I made way for a SOCO to take photographs, then bent through the hatch again. The curved rim dug against me as I leaned inside, reaching for the buried object. It shed ashes as I pulled it free, its triangular shape emerging from the cinders like a shark fin. Giving it a gentle shake to dislodge the clinging ash, I levered myself back out of the boiler and turned to show Whelan.
‘It’s a scapula. Human,’ I added, before he could ask.
The surface of the shoulder blade was blackened, but like the phalange there was still a weight and heft to it. The fire had been hot enough to burn away most of the soft tissues, but not enough to calcify the bone.
Whelan examined it. ‘We can rule out surgical waste anyway. I could see the odd finger finding its way inside, but not something this big. Question is, where’s the rest of the body? Unless it was dismembered and they only burned some of it in the boiler.’

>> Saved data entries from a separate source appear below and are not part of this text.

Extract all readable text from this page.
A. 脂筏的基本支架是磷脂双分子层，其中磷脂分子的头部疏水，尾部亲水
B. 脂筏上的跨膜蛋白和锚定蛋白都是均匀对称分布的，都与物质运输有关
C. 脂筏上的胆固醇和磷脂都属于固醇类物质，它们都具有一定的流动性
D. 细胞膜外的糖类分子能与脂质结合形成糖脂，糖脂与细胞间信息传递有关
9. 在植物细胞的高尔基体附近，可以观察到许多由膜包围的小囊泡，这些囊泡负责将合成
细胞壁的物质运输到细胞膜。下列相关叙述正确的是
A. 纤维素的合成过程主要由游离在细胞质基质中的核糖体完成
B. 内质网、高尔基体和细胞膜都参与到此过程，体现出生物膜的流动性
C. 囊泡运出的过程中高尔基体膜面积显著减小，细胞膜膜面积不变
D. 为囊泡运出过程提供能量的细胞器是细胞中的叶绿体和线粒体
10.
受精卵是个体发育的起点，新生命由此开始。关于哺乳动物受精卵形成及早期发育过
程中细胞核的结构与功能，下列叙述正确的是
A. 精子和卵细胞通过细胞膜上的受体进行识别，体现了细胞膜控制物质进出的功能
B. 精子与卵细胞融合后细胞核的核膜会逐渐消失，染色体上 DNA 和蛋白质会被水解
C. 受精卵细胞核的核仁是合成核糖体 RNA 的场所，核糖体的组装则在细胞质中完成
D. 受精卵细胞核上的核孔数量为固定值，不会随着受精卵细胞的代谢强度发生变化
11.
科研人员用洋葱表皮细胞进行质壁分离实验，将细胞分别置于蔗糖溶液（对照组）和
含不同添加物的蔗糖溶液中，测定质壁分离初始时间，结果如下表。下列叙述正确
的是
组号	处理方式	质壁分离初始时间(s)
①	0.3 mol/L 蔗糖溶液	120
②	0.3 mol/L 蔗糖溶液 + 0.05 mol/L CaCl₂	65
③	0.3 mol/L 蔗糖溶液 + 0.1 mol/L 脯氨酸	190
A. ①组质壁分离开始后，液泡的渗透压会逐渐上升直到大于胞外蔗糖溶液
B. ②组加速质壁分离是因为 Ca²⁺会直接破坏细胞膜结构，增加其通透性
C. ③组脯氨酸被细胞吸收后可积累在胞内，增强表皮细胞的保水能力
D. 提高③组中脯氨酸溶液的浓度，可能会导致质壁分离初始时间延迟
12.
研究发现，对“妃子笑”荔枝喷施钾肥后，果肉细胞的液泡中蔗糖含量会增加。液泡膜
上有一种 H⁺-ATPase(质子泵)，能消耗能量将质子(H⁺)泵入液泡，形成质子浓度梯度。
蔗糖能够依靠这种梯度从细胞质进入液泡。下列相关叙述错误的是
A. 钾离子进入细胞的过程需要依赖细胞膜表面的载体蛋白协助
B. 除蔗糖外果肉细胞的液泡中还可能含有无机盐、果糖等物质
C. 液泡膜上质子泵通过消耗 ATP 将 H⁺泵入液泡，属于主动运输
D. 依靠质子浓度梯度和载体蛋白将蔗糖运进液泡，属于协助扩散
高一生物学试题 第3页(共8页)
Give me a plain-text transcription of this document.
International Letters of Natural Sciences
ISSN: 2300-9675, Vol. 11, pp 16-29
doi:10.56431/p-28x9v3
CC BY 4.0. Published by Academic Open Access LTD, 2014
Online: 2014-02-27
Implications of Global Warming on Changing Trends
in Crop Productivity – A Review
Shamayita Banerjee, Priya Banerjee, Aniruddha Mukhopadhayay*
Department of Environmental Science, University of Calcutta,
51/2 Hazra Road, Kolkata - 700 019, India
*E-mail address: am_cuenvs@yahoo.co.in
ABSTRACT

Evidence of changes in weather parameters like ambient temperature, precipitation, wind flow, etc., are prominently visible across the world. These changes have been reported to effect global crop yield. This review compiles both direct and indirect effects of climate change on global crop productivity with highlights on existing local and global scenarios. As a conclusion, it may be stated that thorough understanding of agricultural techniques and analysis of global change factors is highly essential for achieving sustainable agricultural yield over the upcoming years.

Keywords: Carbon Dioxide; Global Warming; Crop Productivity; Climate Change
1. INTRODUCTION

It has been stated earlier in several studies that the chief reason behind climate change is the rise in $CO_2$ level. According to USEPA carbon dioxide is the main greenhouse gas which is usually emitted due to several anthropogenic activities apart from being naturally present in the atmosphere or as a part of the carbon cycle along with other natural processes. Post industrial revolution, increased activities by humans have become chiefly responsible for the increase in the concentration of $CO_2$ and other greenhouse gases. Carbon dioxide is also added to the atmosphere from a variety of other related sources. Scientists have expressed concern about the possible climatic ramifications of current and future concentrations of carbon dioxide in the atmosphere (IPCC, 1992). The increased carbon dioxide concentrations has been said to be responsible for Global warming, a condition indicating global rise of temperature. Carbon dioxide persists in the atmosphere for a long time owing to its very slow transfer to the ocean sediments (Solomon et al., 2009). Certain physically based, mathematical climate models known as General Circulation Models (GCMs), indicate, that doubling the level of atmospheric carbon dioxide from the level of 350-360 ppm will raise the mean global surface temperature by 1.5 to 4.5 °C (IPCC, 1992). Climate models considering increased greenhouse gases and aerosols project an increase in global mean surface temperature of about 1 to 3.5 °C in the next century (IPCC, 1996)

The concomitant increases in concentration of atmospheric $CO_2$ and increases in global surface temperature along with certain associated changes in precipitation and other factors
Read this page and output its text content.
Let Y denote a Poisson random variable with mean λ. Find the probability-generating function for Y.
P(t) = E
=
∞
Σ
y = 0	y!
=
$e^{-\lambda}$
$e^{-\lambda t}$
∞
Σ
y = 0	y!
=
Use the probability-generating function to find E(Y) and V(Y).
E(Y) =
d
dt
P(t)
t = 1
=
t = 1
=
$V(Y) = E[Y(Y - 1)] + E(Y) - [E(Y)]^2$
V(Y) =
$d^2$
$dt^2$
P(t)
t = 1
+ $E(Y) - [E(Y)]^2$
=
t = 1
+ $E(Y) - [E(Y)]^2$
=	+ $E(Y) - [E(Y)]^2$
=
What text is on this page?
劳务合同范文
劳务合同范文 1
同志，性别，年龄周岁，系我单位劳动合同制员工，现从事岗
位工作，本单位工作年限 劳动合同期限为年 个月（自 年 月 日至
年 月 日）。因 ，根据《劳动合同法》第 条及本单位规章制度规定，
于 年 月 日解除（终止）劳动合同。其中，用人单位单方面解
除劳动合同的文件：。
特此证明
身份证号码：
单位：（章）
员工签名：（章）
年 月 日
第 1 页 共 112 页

That was one possibility. This wouldn’t be the first murder where the victim had been cut up and the various parts disposed of in separate locations. But I didn’t think so.
I took the blackened scapula back from Whelan. ‘Cutting up a shoulder’s a different proposition to an arm or a leg, or even a head. It’d mean sawing up the torso, which is a big, messy job, and I can’t see any cuts on this. The body can’t have all burned away either. A wood fire wouldn’t be hot enough, even if an accelerant was used as well.’
‘What about the wick effect?’ the SOCO who’d taken photographs suggested. ‘You know, when the body fat catches fire and burns like a candle till there’s next to nothing left. I’ve heard of that happening.’
So had I: I’d even come across the grisly phenomenon once myself. Under certain conditions, when the body burns, its layer of subcutaneous fat can melt and soak into clothing. The fabric then literally acts like the wick on a candle, causing the body to slowly burn away until little more than ashes are left.